O técnico em informática Rafael Serrano Almeida, filho do ex-diretor da Secretaria das Administrações regionais (Sear) Cláudio Serrano, negou ontem que tenha prestado serviços para conserto de computadores ou instalação de internet na pasta, entre 2005 e 2006, mesmo tendo sido submetido à acareação com o motorista Aristeu Botero Júnior, que confirmou, frente a frente com o técnico, que o levou em carro oficial para buscar equipamentos em sedes da secretaria.

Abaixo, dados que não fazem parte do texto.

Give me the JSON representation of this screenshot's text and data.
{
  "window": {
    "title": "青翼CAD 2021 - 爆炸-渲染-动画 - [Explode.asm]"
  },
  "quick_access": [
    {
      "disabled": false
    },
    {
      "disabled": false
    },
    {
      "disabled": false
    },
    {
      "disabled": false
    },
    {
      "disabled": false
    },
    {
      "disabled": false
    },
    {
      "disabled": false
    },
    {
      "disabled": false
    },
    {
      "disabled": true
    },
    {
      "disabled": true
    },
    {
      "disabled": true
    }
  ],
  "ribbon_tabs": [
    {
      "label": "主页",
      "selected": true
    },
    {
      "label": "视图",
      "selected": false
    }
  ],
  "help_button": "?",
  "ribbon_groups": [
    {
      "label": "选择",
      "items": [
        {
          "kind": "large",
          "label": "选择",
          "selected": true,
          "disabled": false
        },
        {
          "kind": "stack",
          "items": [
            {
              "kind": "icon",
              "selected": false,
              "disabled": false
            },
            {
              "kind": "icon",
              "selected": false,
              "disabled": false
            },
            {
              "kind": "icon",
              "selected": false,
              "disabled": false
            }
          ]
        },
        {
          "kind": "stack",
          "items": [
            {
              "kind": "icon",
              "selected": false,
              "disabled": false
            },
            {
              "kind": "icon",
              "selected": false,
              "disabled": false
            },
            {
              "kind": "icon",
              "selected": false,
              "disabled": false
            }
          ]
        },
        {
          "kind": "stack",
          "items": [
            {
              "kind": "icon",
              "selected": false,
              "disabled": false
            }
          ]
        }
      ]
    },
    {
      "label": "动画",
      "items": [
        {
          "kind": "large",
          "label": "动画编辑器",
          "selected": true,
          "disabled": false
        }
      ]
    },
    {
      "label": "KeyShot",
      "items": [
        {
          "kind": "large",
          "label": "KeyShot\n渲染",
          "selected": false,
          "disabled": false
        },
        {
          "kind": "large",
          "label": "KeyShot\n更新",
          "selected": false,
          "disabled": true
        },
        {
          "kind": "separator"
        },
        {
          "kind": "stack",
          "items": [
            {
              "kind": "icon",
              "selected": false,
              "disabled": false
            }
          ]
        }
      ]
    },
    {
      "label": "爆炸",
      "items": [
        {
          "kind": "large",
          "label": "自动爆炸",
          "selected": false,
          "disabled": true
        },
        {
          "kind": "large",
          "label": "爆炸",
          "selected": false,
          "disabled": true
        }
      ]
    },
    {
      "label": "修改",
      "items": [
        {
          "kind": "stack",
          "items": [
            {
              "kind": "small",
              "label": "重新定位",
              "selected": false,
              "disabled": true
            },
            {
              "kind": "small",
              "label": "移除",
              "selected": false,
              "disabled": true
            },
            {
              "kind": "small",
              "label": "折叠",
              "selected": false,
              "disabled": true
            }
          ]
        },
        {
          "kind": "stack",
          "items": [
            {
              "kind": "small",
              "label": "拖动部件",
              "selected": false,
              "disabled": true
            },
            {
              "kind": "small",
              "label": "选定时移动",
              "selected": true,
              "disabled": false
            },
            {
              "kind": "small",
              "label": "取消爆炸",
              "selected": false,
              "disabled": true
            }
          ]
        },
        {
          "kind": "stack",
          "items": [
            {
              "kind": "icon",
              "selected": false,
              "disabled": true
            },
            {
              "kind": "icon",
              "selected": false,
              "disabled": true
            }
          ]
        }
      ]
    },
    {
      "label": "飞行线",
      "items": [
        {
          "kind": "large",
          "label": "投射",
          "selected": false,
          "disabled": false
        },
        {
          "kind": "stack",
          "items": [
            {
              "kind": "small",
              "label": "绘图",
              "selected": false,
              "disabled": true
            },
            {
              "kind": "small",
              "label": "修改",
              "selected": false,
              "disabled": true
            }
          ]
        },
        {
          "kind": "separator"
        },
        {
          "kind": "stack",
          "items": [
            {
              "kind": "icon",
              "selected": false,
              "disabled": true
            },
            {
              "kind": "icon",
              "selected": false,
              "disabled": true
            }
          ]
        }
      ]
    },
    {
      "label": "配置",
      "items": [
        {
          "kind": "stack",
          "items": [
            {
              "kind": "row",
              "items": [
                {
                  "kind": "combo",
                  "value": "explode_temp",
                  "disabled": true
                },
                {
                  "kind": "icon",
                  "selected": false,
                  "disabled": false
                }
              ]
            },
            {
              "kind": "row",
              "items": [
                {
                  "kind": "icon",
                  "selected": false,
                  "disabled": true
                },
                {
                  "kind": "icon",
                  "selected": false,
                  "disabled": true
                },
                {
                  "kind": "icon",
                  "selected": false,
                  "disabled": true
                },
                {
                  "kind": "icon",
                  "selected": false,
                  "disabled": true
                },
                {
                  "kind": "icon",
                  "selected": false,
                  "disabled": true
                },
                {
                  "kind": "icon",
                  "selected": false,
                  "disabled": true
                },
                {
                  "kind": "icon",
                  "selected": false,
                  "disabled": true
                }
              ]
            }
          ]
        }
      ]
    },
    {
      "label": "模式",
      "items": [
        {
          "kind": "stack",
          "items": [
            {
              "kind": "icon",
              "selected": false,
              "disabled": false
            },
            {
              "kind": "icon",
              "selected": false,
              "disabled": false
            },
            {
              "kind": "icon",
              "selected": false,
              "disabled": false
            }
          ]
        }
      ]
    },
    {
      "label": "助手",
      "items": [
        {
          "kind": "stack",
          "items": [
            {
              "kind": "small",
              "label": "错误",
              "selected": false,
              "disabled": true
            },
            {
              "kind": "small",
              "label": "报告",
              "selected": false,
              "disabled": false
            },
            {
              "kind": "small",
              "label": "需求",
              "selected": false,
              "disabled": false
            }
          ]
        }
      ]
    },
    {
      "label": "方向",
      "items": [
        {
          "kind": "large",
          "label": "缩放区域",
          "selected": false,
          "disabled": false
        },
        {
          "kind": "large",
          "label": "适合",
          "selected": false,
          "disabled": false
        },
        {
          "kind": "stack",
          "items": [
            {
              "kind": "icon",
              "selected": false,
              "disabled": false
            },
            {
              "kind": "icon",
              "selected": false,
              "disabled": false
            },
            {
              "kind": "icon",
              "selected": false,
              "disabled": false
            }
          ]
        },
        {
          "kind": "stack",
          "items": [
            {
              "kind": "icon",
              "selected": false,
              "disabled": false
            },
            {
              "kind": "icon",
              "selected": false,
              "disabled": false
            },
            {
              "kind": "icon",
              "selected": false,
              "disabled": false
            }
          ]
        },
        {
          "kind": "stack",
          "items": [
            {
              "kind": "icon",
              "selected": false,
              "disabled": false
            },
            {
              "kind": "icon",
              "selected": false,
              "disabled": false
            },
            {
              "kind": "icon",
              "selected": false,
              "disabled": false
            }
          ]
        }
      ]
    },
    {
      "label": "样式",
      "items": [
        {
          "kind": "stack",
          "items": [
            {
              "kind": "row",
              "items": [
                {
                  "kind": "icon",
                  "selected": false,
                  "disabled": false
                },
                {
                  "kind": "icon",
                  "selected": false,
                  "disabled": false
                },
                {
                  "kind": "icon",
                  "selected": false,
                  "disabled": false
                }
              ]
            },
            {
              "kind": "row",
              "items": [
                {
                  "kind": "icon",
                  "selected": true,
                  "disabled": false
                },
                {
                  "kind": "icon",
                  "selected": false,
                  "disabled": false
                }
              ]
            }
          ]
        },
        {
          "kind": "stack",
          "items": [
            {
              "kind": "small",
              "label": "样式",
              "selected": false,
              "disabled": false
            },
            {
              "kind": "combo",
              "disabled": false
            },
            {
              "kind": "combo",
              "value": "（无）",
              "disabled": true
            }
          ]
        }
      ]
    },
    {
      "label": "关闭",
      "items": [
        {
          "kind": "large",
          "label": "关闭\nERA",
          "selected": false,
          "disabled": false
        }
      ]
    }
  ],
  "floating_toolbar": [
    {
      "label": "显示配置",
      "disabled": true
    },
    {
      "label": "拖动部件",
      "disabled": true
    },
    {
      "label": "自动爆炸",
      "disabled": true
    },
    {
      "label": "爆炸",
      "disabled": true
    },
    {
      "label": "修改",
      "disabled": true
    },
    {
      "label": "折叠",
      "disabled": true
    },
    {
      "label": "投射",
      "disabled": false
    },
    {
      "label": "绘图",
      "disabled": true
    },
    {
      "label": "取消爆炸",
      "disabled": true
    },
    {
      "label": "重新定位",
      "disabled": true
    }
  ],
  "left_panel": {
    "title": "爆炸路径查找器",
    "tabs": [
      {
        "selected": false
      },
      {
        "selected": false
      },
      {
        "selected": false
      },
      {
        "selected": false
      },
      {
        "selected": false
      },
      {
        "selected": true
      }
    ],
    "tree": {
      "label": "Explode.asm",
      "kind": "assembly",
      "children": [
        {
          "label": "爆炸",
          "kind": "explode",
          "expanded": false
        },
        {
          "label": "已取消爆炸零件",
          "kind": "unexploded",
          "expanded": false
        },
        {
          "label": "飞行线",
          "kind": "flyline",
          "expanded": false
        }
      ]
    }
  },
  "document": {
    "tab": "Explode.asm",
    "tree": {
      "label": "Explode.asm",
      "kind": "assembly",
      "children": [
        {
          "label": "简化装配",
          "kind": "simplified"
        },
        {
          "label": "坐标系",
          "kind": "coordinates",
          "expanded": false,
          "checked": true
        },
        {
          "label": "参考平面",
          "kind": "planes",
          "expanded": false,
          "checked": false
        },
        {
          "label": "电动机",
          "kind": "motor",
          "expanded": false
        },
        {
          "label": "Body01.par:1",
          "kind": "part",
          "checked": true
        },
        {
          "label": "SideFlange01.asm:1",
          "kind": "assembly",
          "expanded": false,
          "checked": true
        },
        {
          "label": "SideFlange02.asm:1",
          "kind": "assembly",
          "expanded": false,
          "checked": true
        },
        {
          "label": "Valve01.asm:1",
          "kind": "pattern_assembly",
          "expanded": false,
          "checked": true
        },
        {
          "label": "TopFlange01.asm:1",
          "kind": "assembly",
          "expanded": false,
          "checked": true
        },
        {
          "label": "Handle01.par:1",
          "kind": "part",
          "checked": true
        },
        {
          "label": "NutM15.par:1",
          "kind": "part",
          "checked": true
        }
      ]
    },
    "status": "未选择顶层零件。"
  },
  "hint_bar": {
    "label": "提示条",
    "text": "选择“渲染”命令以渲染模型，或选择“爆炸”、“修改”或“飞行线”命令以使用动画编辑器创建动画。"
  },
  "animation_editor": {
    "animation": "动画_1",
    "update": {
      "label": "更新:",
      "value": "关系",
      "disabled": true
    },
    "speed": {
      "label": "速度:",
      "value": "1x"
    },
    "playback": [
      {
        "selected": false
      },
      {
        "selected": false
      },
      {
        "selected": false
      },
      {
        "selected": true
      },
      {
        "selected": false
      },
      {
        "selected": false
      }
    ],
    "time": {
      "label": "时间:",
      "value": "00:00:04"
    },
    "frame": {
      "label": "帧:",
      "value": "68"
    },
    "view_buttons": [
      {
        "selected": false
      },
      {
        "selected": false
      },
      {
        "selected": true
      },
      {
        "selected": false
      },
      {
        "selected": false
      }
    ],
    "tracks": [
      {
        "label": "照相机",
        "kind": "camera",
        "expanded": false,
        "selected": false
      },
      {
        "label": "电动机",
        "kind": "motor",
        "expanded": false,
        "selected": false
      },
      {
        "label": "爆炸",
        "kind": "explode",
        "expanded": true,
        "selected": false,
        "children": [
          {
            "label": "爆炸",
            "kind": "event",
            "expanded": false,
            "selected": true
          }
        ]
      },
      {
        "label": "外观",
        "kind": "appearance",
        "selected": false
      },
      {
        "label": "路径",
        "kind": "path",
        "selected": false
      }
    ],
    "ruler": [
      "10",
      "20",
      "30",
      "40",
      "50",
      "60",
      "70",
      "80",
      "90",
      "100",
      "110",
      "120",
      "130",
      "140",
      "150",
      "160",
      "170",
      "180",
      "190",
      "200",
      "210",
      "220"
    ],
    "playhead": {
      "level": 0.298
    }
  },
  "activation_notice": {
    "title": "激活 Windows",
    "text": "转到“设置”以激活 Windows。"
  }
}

Diante da posição de Rafael Serrano de negar a realização do serviço, a Comissão Especial de Inquérito (CEI) convidou, para depoimento espontâneo, o assessor da Sear na Regional Mary Dota, Luiz Colpani e este, junto com Aristeu e os dois, frente a frente com Serrano, confirmaram a ocorrência.
Os depoimentos de Aristeu Botero e a ratificação por Colpani de que o filho do ex-diretor da Sear esteve em repartições da Sear confirmaram o indício já existente de que a empresa Eletrônica Serrano realizou ilegalmente serviços para a administração municipal. A lei impede que servidores prestem serviços para órgãos públicos, cujas empresas sejam sócios ou donos.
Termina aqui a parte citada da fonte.